Material und Methoden

Heben eines lateral gestielten Hautlappens unter Mitnahme des Panniculus Carnosus und Fixierung in eine chronische Rückenhautkammer (n=8) an C57BL/6-Mäusen. Die Rückenhautkammer ohne Lappenpräparation diente als Kontrolle (n=8). 6 weitere Tiere dienten zur Bestimmung des Sauerstoffpartialdruckes (ptO2) im Lappen und im kontralateralen Gewebe.
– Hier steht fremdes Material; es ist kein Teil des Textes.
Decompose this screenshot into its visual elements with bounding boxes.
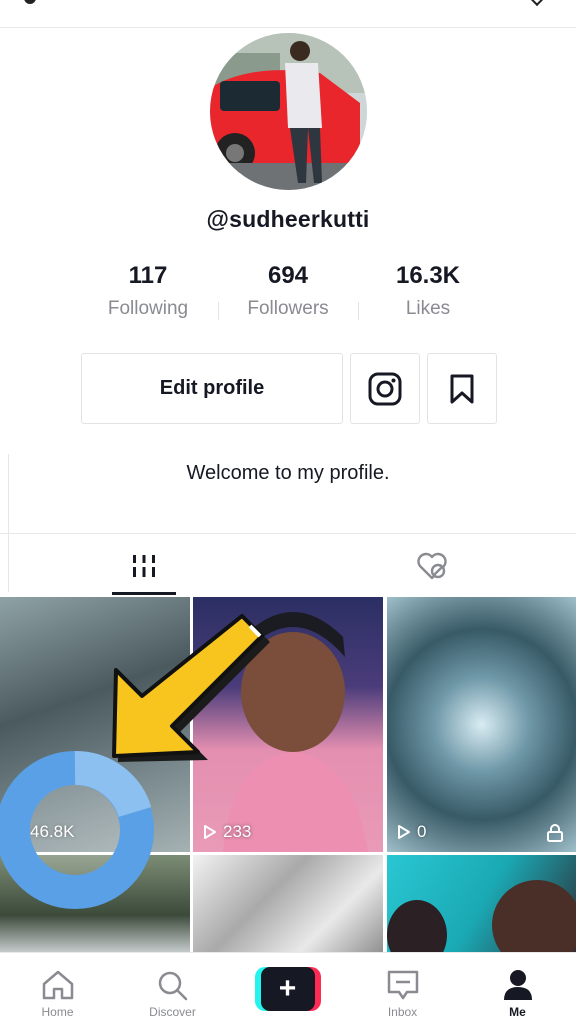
profile-stats: 117 Following 694 Followers 16.3K Likes	[78, 262, 498, 332]
video-thumbnail[interactable]	[387, 855, 576, 955]
nav-me-label: Me	[509, 1005, 526, 1019]
tab-videos[interactable]	[0, 534, 288, 597]
bookmark-icon	[450, 374, 474, 403]
play-icon	[11, 825, 23, 839]
nav-me[interactable]: Me	[460, 953, 575, 1024]
nav-home-label: Home	[41, 1005, 74, 1019]
nav-discover[interactable]: Discover	[115, 953, 230, 1024]
instagram-button[interactable]	[350, 353, 420, 424]
likes-count: 16.3K	[395, 262, 461, 289]
tab-liked[interactable]	[288, 534, 576, 597]
videos-grid-icon	[133, 554, 155, 577]
username: @sudheerkutti	[206, 206, 370, 232]
nav-inbox-label: Inbox	[387, 1005, 418, 1019]
avatar[interactable]	[210, 33, 367, 190]
view-count-text: 0	[417, 822, 427, 841]
lock-icon	[547, 824, 563, 842]
create-plus-icon: +	[260, 967, 315, 1011]
back-icon[interactable]	[24, 0, 36, 4]
create-button[interactable]: +	[254, 967, 321, 1011]
following-label: Following	[107, 298, 189, 319]
nav-inbox[interactable]: Inbox	[345, 953, 460, 1024]
thumbnail-image	[387, 880, 576, 955]
followers-count: 694	[267, 262, 309, 289]
nav-home[interactable]: Home	[0, 953, 115, 1024]
nav-discover-label: Discover	[149, 1005, 196, 1019]
followers-label: Followers	[247, 298, 329, 319]
play-icon	[398, 825, 410, 839]
following-count: 117	[128, 262, 168, 289]
bookmark-button[interactable]	[427, 353, 497, 424]
video-thumbnail[interactable]: 0	[387, 597, 576, 852]
search-icon	[158, 971, 187, 1001]
nav-create[interactable]: +	[230, 953, 345, 1024]
inbox-icon	[387, 970, 418, 1000]
active-tab-indicator	[112, 592, 176, 595]
profile-photo-icon	[210, 33, 367, 190]
view-count-text: 233	[223, 822, 252, 841]
stat-followers[interactable]: 694 Followers	[218, 262, 358, 332]
view-count: 46.8K	[10, 822, 74, 842]
likes-label: Likes	[405, 298, 451, 319]
view-count: 0	[397, 822, 426, 842]
home-icon	[42, 970, 73, 1000]
menu-icon[interactable]	[529, 0, 545, 7]
profile-bio: Welcome to my profile.	[186, 462, 390, 484]
stat-following[interactable]: 117 Following	[78, 262, 218, 332]
content-tabs	[0, 533, 576, 596]
liked-heart-icon	[417, 552, 447, 579]
profile-icon	[503, 970, 532, 1000]
video-thumbnail[interactable]	[193, 855, 383, 955]
video-thumbnail[interactable]	[0, 855, 190, 955]
play-icon	[204, 825, 216, 839]
view-count: 233	[203, 822, 251, 842]
stat-likes[interactable]: 16.3K Likes	[358, 262, 498, 332]
pointer-arrow-icon	[112, 614, 270, 762]
view-count-text: 46.8K	[30, 822, 75, 841]
edit-profile-button[interactable]: Edit profile	[81, 353, 343, 424]
bottom-navigation: Home Discover + Inbox Me	[0, 952, 576, 1024]
status-header	[0, 0, 576, 28]
instagram-icon	[368, 372, 402, 405]
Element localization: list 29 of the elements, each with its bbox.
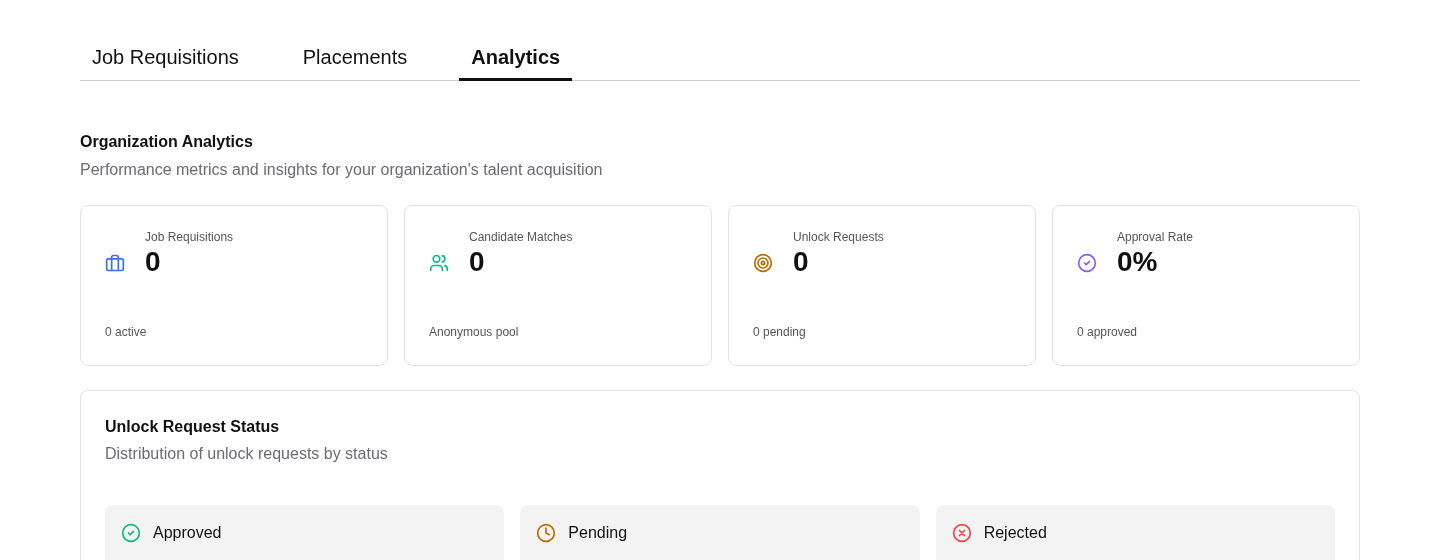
section-subtitle: Performance metrics and insights for your organization's talent acquisition: [80, 161, 604, 179]
stat-label: Approval Rate: [1117, 230, 1194, 244]
status-label: Pending: [568, 524, 628, 542]
tab[interactable]: Analytics: [459, 40, 573, 81]
stat-note: 0 active: [105, 325, 148, 339]
people-icon: [429, 253, 449, 273]
clock-icon: [536, 523, 557, 543]
status-label: Approved: [153, 524, 222, 542]
stat-value: 0%: [1117, 246, 1159, 278]
stat-value: 0: [469, 246, 486, 278]
x-circle-icon: [951, 523, 972, 543]
stat-note: 0 pending: [753, 325, 807, 339]
stat-label: Job Requisitions: [145, 230, 234, 244]
check-circle-icon: [121, 523, 141, 543]
tab[interactable]: Placements: [290, 40, 420, 81]
stat-label: Unlock Requests: [793, 230, 884, 244]
stat-note: Anonymous pool: [429, 325, 520, 339]
panel-subtitle: Distribution of unlock requests by status: [105, 445, 389, 463]
tab[interactable]: Job Requisitions: [80, 40, 251, 81]
target-icon: [753, 253, 773, 273]
briefcase-icon: [105, 253, 125, 273]
check-circle-icon: [1077, 253, 1097, 273]
stat-value: 0: [145, 246, 162, 278]
status-label: Rejected: [983, 524, 1047, 542]
stat-label: Candidate Matches: [469, 230, 573, 244]
stat-value: 0: [793, 246, 810, 278]
section-title: Organization Analytics: [80, 133, 254, 151]
panel-title: Unlock Request Status: [105, 418, 281, 436]
stat-note: 0 approved: [1077, 325, 1139, 339]
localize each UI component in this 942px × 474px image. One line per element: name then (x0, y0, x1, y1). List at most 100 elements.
Erhebung der funktionellen Kapillardichte (FKD), des kapillären Blutflusses, des mikrovaskulären Remodelings und der Angiogenese mittels IVM im proximalen, mittleren und distalen Lappenabschnitt am Tag 1, 3, 5, 7 und 10 nach Lappenhebung.

Ergebnisse

Die chronische Ischämie führte zu einer Übergangszone, die durch einen roten Gewebesaum und eine distal angrenzende weiße Sichel, der sogenannten “falx lunatica“ gekennzeichnet war. Das überlebende Gewebe nahe der Demarkationszone (roter Gewebesaum) war durch folgende Veränderungen gekennzeichnet: (i) vorübergehend verminderte FKD (d7: 113.9±33.7cm/cm2 vs Kontrolle: 208.0±20.9cm/cm2; p<0.05), die sich im weiteren Verlauf erholte (d10: 157.6±12.0cm/cm2 vs 197.5±20.9cm/cm2; ns) und (ii) kapillares Remodeling bestehend aus Dilatation (d10: 9.97±1.07µm vs 6.38±0.75µm), vermehrtem Blutfluss (d10: 9.96±3.60pl/s vs 3.75±0.98pl/s) und Zunahme der Kapillartortuosität (d10: 0.82±0.22 vs 0.30±0.05). Zeichen für Angiogenese (sprouts & buds) wurden nicht beobachtet. Die distal des roten Saumes als “falx lunatica” erscheinende weisse Zone zeigte eine progrediente Abnahme der FKD (d10: 3.8±3.2cm/cm2 (p<0.001)), die mit den Werten des nekrotischen distalen Lappenanteil vergleichbar waren (d10: 0.0±0.0cm/cm2 (p<0.001)), ohne jedoch Zeichen der Gewebeaustrocknung und Transparenz zu zeigen. Durch die frühe Bestimmung des ptO2 konnte das Entstehen der unterschiedlichen Zonen im kritisch perfundierten Gewebe bereits zum Zeitpunkt der Lappenhebung vorausgesagt werden. Die “falx lunatica” entwickelte sich bei einem initialen ptO2 zwischen 6.2±1.3mmHg und 3.8±0.7mmHg, während die Gewebenekrose bei einem ptO2 <3.8±0.7mmHg entstand. Die histologische Auswertung innerhalb der “falx lunatica” zeigte die Entwicklung eines interstitiellen Ödems sowie das Auftreten von Muskelfasern mit Zellkernverarmung, jedoch keine Nekrose.

Schlussfolgerung

Die ischämie-bedingte Nekrose in muskulokutanem Lappengewebe grenzt sich nur unscharf vom normalen Gewebe ab. Neben einem roten Gewebesaum mit kapillarem Remodeling bildet sich eine angrenzende “falx lunatica” ohne mikrovaskuläre Architektur. Da keine Hinweise für Angiogenese zu finden waren, wird bei fehlender nutritiver Perfusion die endgültige Gewebenekrose vermutlich durch reine O2-Diffusion im Sinne einer "vita minima" verhindert. Es ist davon auszugehen, dass durch spezifische Behandlungsansätze, vergleichbar der Penumbra nach zerebralem Infarkt, das Gewebe der "falx lunatica" und deren mikrovaskuläre Architektur erhalten werden können.